Un jour, les soldats se retrouvèrent à huit dans la salle. Tout l’armement était rangé contre le mur. Mais, prudents, ils avaient gardé les grenades à manche accrochées au ceinturon. Ils étaient quelquefois très nerveux, tapaient sur la table et réclamaient du calvados. Je descendais alors à la cave remplir le pichet au tonneau.
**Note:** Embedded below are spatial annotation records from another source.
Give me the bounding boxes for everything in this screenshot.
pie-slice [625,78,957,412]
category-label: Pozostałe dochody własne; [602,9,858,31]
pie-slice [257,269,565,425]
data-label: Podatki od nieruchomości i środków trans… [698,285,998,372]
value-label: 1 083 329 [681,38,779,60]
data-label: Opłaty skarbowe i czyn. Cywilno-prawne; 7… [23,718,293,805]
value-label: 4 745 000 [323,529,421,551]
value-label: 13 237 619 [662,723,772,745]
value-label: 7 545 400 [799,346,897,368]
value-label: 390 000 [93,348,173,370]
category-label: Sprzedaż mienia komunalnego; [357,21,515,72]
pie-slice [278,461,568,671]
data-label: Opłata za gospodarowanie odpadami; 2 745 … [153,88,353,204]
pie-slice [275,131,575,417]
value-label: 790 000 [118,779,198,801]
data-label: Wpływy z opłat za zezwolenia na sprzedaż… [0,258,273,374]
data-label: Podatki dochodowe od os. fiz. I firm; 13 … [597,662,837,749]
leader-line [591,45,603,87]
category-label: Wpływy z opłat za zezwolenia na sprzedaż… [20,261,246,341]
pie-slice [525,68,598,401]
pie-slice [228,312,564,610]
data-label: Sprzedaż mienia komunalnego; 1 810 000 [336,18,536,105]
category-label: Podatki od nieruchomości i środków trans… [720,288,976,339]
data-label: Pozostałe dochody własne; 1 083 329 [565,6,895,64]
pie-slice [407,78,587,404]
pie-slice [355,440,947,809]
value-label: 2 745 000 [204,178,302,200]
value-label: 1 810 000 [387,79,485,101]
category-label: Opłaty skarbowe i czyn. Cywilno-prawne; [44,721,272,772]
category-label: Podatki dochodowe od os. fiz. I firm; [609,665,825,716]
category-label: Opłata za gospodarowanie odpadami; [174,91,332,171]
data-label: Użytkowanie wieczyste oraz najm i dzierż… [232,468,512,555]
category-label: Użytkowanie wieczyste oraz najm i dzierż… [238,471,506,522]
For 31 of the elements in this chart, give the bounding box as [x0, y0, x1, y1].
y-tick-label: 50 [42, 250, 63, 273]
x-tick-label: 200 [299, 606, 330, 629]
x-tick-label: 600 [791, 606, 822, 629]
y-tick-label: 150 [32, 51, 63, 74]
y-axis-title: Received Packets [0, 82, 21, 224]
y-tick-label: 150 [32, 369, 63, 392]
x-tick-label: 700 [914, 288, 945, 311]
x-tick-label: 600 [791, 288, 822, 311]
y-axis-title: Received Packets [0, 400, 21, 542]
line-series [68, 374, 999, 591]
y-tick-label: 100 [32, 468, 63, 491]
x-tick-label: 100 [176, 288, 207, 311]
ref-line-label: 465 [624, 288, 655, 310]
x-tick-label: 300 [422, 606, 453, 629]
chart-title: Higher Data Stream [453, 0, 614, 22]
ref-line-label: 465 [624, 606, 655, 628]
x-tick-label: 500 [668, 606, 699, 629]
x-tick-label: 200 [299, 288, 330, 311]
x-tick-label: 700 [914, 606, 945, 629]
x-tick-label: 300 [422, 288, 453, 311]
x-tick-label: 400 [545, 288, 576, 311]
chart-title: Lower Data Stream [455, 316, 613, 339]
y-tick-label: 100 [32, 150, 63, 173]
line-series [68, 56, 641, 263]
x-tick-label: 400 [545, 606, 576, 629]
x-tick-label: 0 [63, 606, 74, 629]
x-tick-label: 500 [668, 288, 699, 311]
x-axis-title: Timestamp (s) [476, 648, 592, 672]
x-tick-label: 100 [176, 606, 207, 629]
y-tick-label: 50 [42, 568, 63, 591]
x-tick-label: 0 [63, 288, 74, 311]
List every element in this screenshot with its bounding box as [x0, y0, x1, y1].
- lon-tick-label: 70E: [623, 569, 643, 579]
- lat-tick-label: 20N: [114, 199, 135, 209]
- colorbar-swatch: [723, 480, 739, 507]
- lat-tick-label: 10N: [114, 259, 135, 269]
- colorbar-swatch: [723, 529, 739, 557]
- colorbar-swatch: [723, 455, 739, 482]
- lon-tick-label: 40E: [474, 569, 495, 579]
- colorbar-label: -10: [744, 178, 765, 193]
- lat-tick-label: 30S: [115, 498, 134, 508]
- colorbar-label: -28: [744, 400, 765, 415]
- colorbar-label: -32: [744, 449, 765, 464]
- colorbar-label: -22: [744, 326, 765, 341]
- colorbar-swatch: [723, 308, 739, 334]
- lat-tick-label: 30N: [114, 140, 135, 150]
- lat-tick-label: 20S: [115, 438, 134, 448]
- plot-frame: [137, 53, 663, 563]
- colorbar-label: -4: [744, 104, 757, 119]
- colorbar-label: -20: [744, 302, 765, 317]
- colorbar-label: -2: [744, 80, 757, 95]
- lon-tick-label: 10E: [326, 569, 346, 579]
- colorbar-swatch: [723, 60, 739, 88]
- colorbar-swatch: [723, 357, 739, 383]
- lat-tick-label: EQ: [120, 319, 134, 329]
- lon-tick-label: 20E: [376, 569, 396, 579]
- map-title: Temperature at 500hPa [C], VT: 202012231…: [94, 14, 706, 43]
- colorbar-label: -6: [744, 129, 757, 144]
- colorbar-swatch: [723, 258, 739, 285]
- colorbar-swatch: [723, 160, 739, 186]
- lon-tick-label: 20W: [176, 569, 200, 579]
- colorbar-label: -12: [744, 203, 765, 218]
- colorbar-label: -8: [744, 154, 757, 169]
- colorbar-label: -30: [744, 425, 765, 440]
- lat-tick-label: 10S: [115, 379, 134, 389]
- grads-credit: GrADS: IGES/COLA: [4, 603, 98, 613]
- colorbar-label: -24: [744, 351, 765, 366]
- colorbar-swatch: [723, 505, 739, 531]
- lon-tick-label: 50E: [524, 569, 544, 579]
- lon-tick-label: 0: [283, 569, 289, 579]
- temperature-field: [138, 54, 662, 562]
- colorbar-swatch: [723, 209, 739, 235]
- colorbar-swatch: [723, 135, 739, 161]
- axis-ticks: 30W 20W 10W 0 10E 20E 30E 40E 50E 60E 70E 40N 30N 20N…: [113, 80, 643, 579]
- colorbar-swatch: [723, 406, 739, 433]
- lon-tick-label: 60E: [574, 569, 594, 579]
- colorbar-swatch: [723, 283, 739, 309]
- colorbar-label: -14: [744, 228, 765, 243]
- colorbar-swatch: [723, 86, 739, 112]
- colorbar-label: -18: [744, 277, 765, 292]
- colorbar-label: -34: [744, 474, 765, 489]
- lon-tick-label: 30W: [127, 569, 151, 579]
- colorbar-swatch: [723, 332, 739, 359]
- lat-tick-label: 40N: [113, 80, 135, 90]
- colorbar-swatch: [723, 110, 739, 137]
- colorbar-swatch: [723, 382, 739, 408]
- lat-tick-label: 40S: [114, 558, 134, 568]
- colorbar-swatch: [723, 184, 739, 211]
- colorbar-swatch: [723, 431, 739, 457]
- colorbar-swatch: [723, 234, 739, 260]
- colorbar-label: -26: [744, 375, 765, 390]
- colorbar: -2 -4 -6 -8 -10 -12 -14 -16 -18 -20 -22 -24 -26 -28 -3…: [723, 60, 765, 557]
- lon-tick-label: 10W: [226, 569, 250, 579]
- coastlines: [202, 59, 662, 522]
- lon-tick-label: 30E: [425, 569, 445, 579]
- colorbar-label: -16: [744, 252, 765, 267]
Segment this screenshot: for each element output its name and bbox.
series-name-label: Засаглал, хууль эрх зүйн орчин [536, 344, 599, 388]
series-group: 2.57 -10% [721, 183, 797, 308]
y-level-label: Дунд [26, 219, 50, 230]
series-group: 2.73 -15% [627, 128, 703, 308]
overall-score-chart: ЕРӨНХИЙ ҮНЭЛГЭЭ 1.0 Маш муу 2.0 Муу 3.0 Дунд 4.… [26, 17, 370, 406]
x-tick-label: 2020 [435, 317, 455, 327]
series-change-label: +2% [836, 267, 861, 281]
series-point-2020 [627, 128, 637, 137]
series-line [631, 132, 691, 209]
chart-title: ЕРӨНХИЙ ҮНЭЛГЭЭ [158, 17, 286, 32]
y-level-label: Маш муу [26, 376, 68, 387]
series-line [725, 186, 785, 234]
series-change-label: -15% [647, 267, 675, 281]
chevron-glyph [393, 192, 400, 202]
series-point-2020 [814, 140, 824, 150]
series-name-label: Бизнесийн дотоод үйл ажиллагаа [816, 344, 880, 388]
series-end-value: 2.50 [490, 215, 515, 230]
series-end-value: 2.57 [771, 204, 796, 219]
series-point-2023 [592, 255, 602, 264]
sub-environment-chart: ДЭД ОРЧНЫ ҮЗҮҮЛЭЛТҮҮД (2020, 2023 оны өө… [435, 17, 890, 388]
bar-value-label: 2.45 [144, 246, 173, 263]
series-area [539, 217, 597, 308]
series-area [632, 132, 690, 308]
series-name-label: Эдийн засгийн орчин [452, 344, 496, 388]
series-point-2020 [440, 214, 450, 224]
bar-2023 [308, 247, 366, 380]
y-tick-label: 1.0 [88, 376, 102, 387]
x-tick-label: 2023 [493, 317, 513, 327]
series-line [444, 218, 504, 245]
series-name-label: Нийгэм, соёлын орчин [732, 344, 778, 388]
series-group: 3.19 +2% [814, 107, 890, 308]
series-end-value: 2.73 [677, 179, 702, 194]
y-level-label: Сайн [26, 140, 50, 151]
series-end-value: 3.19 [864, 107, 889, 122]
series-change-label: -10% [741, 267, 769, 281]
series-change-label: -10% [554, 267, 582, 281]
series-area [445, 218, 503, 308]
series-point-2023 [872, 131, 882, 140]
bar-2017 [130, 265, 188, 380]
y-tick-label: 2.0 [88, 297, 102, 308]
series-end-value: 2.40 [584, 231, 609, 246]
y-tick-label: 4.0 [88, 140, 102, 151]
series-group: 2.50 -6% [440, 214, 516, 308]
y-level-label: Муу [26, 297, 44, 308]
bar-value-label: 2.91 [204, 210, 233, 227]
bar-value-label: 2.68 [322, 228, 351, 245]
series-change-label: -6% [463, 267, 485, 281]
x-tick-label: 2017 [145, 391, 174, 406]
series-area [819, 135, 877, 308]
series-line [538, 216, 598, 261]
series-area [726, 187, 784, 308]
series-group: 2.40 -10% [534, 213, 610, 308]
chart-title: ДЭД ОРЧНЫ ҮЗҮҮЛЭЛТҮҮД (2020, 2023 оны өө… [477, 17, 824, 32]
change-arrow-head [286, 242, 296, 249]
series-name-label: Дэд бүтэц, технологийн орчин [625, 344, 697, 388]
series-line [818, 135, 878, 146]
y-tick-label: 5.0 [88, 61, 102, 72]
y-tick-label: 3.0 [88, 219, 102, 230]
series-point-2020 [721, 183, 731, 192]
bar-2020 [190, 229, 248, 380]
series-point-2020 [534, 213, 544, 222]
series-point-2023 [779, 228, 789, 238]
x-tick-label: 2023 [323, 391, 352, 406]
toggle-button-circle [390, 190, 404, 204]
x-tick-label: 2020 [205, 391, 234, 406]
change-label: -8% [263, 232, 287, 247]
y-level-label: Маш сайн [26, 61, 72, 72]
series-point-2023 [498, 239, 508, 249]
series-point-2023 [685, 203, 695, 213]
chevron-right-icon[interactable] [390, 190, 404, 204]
J’avais choisi cette ferme car elle était située au croisement de deux routes, les Américains passeraient donc par là. Je n’avais jamais pensé que tant de soldats allemands se retiraient pratiquement sans officiers. Ils emmenaient leurs blessés dans des voitures à cheval avec un drap blanc par-dessus. J’ai même vu un vieux soldat qui poussait une brouette dans laquelle avaient pris place deux blessés. La confiance aidant, le deuxième jour, je fus promu garde de nuit de la propriété et je couchai dans le lit de la grand-mère. Avant la nuit, la famille partait dormir dans un abri aménagé dans une vieille cabane, à 1 km environ de la maison. La raison de ce déplacement était les bombardements de nuit de l’artillerie US : du 105 mm. Au lever du jour, je me levai et fis réchauffer la soupe pour mes « invités ».
Matin du 15 août
J’entendis des chars sur la route. J’étais sûr que c’étaient les Américains. J’attendis qu’il fasse bien jour pour aller me rendre compte. Je sortis les tags (plaques) d’identité cachées dans mes chaussures et les montrai à un capitaine, qui fut satisfait. Ensuite, tout se déroula très vite. On m’amena saluer le général, commandant la division. Il donna des ordres pour que l’on me soigne au Field Hospital (hôpital de campagne), où il n’y avait pratiquement que des blessés allemands. Un capitaine me prit en charge et me fit donner des vêtements de GI. Après une bonne douche, et rasé de frais, j’étais transformé. Je fis part au capitaine de mon désir de revenir à la ferme remercier les Baudet. On me procura des savonnettes, des cigarettes, des lames de rasoir et du chocolat (choses rares) et un chauffeur me ramena à la ferme en Jeep. Les Baudet, à leur retour de l’abri, ce matin-là, avaient été très inquiets de ne pas me trouver, et de ne pas voir la soupe sur le feu ! M. Baudet me dit très calmement que j’avais eu tort de ne pas lui dire que j’étais un pilote en cavale ! Mme Baudet ajouta qu’elle s’était doutée dès le premier jour que je n’étais pas un réfugié ordinaire car je me rasais tous les jours après m’être lavé à la pompe dans la cour de la ferme. Les adieux furent plutôt tristes.
Lorsque je revins au QG de la division, un chauffeur et un MP m’attendaient pour m’amener sur un terrain de P47 (avions de chasse américains) : piste en grilles posées sur une belle prairie. Le lieutenant-colonel qui commandait le groupe me fit raconter mon périple devant les pilotes. Il me félicita et m’amena au mess (sous la tente), où il me fit servir des œufs au jambon et un magnifique steak ! Vers 14 heures, je me séparai de ces sympathiques pilotes qui voulaient me garder avec eux. J’ai souvent regretté de ne pas être resté avec ces joyeux Texans.
Général Pierre Pierre
Extrait de la Revue de la France Libre, n° 310, 4e trimestre 2000.